Google recently partnered up with The Boston Consulting Group to work out how mobile has affected B2B. The research revealed that more than 40% of revenue in leading B2B organisations was driven by mobile, as well as several other revelations.
50% of B2B search queries are made on smartphones, and the research suggests that this will continue to rise to 70% by 2020. B2B buyers are tech-savvy, using their mobile for work whilst commuting or travelling, and multitasking across multiple screens when they are at home or at the office.
B2B workers spend 2 hours on average on their mobiles per day, which is also expected to increase to 3 hours a day by 2020.
All this smartphone usage means that B2B businesses are being compared not just to others in their industry, but are in fact being compared to every mobile website out there.
Your site may be better than your competition, but if it’s not as good as the best of customer experience online, then B2B buyers won’t have a great customer experience.
Spending more time on a mobile device is one thing, but mobile is actually driving business results too. The research shows that mobile speeds up the time to purchase by up to 20%, which boosts revenue and reduces costs.
Mobile is also generating higher levels of engagement through search queries, site traffic, lead generation and actual transactions. B2B companies are also seeing that a larger proportion of their revenue is driven or influenced by mobile.
It seems that mobile is also increasing loyalty – 90% of B2B buyers reported that a positive mobile experience will affect the repurchase rate, therefore building customer loyalty.
Mobile leaders in B2B are seen to take a more customer-centric approach to mobile – understanding that mobile is key at certain engagement points, and for certain customers. Mobile leaders also develop a specific strategy for each individual within the buying team.
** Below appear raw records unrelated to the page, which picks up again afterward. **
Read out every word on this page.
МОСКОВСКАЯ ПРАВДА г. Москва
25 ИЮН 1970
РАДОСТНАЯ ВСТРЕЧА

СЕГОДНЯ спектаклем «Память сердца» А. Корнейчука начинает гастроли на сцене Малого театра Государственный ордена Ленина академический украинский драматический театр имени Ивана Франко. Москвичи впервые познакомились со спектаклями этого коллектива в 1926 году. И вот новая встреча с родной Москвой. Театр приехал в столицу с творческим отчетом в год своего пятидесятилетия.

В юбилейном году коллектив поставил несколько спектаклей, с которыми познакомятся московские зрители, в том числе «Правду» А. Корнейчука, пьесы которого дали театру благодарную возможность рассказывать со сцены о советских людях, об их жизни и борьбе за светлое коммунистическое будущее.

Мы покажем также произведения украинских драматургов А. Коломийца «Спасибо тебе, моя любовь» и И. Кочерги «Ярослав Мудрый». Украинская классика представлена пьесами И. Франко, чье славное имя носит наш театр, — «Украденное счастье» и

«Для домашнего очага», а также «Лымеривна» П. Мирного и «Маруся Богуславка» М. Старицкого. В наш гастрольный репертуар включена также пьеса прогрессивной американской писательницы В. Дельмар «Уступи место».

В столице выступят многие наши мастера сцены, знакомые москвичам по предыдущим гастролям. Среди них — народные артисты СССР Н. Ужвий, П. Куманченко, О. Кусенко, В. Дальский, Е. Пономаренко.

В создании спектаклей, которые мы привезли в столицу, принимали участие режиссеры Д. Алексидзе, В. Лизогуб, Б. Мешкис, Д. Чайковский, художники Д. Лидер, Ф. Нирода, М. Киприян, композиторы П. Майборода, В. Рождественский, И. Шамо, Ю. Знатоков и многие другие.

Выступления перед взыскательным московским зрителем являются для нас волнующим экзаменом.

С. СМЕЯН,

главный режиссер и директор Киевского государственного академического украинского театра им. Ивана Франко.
By embracing the many positives of the mobile experience, B2B mobile leaders create a site that has a vertical creative format with minimal text, as well as highlighting and taking advantage of mobile’s ability to gather location data and easy click-to-call links.
Mobile leaders also combine their own data, such as mobile apps and their website, with relevant third-party data, from social media to create a fuller picture of each customer. As B2B purchases can be long and complex, using data to deliver personalised, relevant and well-timed communications may make all the difference.